B. Plaintiffs' Claim for Common Law Fraud
Plaintiffs allege a claim for Texas common law fraud. The claim is based on Defendants' alleged statements made in the course of Plaintiffs' applying for a loan modification. Defendants argue that the claim suffers numerous pleading defects, but the court need only address one element - detrimental reliance. The elements of a Texas common law fraud claim are:" (1) that a material representation was made; (2) the representation was false; (3) when the representation was made, the speaker knew it was false or made it recklessly without any knowledge of the truth and as a positive assertion; (4) the speaker made the representation with the intent that the other party should act upon it; (5) the party acted in reliance on the representation; and (6) the party thereby suffered injury." In re FirstMerit Bank, N.A., 52 S.W.3d 749, 758 (Tex. 2001) (emphasis added).
Plaintiffs have not responded to Defendants' MJP to explain how their allegations correspond to the fraud elements. But the court must evaluate the sufficiency of the Complaint and therefore must consider whether Plaintiffs' allegations could support a fraud claim. Read liberally, the Complaint's fraud claim identifies two possible representations: Defendants' alleged statement that Plaintiffs "had an option of filling out a loss mitigation application" and Defendants' invitation, after denying this first application, for Plaintiffs to reapply if their circumstances changed. The Complaint does not allege that the first statement was false, so it cannot support a fraud claim. Plaintiffs' theory regarding the second statement appears to be that Defendants implied that they would at least consider another application but had no intention to do so. The court assumes without deciding that this invitation to reapply adequately alleges a knowingly false representation and that Plaintiffs adequately allege reliance in the form of obtaining new employment and reapplying for a loan modification.
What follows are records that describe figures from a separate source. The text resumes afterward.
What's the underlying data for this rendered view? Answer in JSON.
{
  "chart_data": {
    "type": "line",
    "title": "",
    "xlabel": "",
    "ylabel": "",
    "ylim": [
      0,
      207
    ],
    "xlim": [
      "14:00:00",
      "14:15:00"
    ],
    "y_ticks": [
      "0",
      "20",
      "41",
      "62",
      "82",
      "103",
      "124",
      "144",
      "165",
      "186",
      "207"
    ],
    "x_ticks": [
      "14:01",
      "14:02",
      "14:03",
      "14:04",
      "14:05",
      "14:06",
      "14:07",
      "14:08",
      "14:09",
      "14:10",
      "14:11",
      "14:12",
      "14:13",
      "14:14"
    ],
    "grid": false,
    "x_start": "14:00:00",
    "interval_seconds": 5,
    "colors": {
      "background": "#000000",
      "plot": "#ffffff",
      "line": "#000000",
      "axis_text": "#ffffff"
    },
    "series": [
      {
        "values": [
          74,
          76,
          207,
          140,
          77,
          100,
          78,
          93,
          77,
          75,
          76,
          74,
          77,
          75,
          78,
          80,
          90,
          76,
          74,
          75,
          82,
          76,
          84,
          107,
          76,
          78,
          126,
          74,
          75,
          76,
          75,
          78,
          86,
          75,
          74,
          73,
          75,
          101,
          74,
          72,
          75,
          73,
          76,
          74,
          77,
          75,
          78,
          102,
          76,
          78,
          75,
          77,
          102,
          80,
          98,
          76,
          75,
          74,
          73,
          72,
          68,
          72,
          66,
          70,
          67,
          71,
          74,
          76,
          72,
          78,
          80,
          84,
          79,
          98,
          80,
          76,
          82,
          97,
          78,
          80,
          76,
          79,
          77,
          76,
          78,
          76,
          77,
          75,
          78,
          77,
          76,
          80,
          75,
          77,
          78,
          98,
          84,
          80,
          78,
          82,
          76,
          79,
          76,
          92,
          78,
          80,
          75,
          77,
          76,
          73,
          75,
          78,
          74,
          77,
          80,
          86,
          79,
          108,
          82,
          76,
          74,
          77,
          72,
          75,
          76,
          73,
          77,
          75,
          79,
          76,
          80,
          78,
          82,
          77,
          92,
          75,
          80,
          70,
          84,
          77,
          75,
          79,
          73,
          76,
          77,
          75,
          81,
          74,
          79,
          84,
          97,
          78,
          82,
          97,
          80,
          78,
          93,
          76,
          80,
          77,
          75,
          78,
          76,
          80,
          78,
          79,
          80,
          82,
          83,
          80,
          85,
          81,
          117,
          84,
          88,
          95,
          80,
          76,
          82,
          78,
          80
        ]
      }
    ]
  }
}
But even if these first five elements could be met, Plaintiffs have not identified any injury caused by their reliance. Plaintiffs do not allege that Plaintiffs' second application or their new employment contributed to Defendants' decision to pursue foreclosure. Plaintiffs' claim for common law fraud is not adequately pleaded, and it will be dismissed.
Id. at 7 ¶¶ 14-15, p. 9 ¶ 25.
IV. Conclusion and Order
Plaintiffs have failed to state a claim for declaratory judgment or for common law fraud. Defendants' Motion for Judgment on the Pleadings (Docket Entry No. 34) is therefore GRANTED. This action will be dismissed with prejudice.